By studying magnetic material deep in ocean trenches where the continental plates are drifting apart, we can see that Earth's magnetic field has switched polarity many times. In other words, the north pole and south pole switch places back and forth over time.
This is a Bar-tailed Godwit.
Bar-tailed godwits have the longest nonstop migration of any bird, 7000 miles between Alaska and New Zealand. They find their way across the ocean by sensing Earth's magnetic field.
Some fish have been found to have rows of magnetic crystals in their brains, and in their sides. It is thought that they use these magnets to aid them in swimming in schools, making it easy to become aligned. Similar magnetic crystals have been found in people but it is not clear what function(s) they serve...
1) If you place a chunk of iron near the north pole of a magnet, attraction will occur. Why will attraction also occur if you place the iron near the south pole of the magnet?
2) Why does dropping a magnet on a hard surface weaken its magnetism?
3) One way to make a compass is to stick a magnetized needle into a piece of cork and float it in a glass bowl full of water. The needle will align itself with the magnetic field of the earth. Since the north pole of this compass is attracted northward, will the needle float toward the north side of the bowl?
4) The north pole of a compass is attracted to the north pole of the earth, yet like poles repel. Can you resolve this apparent dilemma?
5) Cans of food in your kitchen pantry are likely magnetized. Why?
6) We know a compass points northward because the Earth is a giant magnet. Will the northward-pointing needle point northward when the compass is brought to the southern hemisphere?
7) When iron naval ships are built, the location of the shipyard and the orientation in the ship while in the shipyard are recorded on a brass plaque permanently fixed to the ship. Why?

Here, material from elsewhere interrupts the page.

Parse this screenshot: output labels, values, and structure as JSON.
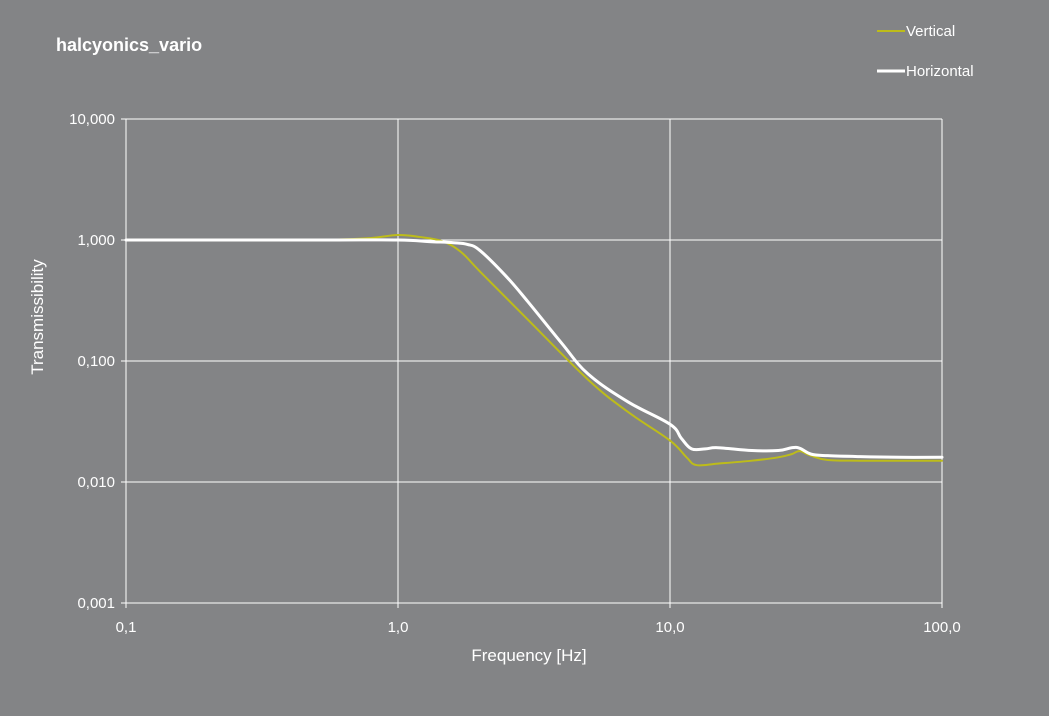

8) A magnetic field can deflect a beam of electrons, but it cannot do work on the electrons to change their speed. Why?
9) Two charged particles are projected into a magnetic field that is perpendicular to their velocities. If the charges are deflected in opposite directions, what does this tell you about them?
10) If you had two bars of iron--one magnetized and the other not--and no other materials at hand, how could you tell which bar was the magnet?